1. Network Connectivity For Your Home Theater
Audio/video components are becoming more advanced and computer-like. Instead of having a piece of gear that has a limited lifespan, many new AV preamps, DVD players and receivers now have the ability to have their software and firmware upgraded. Software-based upgrades can help prevent obsolescence in the future and make your life easier in the present, so that you’ll be glad you have a network connection in your home theater system. Imagine you have just bought the biggest, baddest new AV preamp, but six months later, you are at your wits’ end because it is acting strangely. It turns out that the manufacturer found a major glitch in the operating system and is offering a replacement version of the software. Someday soon, it may be possible to allow the manufacturer or your AV installer to access the gear in your network remotely via an Internet connection to perform the software reinstall. Without a network connection in your system, you may have to remove the preamp from your system and lug it over to your computer to download the new software, or even worse, send it back to the dealer or manufacturer. If you think this sounds like a pipe dream, consider the fact that home automation systems from companies like AMX and Crestron currently allow dealers to control their clients’ systems remotely. The ability to have remote access to your individual components for installs, upgrades and troubleshooting can’t be far behind.
There may come a day when copy-protected HDTV feeds of current feature films will be piped into your home theater on a pay-per-view basis. Video and audio post-production houses use high-speed Internet connections to transfer video and sound files back and forth to various locations around the world, and many movie theaters with digital projection systems are doing this as well. If the day comes when movie and television content is distributed this way, you’ll be glad that you planned ahead with a network connection installed in your home theater system.
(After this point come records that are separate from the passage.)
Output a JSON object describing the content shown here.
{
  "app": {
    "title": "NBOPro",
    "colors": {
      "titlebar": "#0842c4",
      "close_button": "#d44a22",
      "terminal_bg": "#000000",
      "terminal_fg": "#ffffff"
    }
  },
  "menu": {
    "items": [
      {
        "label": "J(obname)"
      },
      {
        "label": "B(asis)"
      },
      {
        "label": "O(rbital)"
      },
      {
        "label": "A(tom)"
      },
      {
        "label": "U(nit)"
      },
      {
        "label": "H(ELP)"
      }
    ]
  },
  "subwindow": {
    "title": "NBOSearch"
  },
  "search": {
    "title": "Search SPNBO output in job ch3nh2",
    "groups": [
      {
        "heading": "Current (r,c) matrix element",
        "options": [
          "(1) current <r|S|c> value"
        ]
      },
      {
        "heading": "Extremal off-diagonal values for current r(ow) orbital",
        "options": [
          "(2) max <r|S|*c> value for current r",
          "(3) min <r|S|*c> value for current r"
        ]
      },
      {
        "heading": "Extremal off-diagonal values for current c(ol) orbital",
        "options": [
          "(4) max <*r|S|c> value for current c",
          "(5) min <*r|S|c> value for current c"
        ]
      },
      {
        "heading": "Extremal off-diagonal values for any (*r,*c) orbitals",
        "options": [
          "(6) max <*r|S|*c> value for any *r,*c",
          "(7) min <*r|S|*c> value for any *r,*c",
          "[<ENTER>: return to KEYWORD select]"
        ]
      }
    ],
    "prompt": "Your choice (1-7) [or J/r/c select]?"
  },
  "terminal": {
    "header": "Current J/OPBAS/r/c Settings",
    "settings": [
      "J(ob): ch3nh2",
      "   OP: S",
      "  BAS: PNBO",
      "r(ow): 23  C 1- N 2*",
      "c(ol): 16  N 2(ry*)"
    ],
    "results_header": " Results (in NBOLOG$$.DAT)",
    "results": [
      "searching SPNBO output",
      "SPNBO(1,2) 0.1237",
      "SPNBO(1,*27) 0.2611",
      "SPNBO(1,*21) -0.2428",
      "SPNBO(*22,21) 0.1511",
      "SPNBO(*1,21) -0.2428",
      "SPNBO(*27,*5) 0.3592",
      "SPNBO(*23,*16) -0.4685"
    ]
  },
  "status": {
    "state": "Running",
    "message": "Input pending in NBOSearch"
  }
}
Music servers are becoming more popular and it’s not unheard of for a die-hard music fan to log on to his or her home music server from work to listen to a music collection remotely at the office. If you know the IP address of your friend’s music server and have the proper authority, you could log on to his or her server and listen to your friend’s collection remotely as well. If you have ever used Napster or the Gnutella network in the past, it is the same concept. However, in this case, you are accessing a specific computer rather than a worldwide network.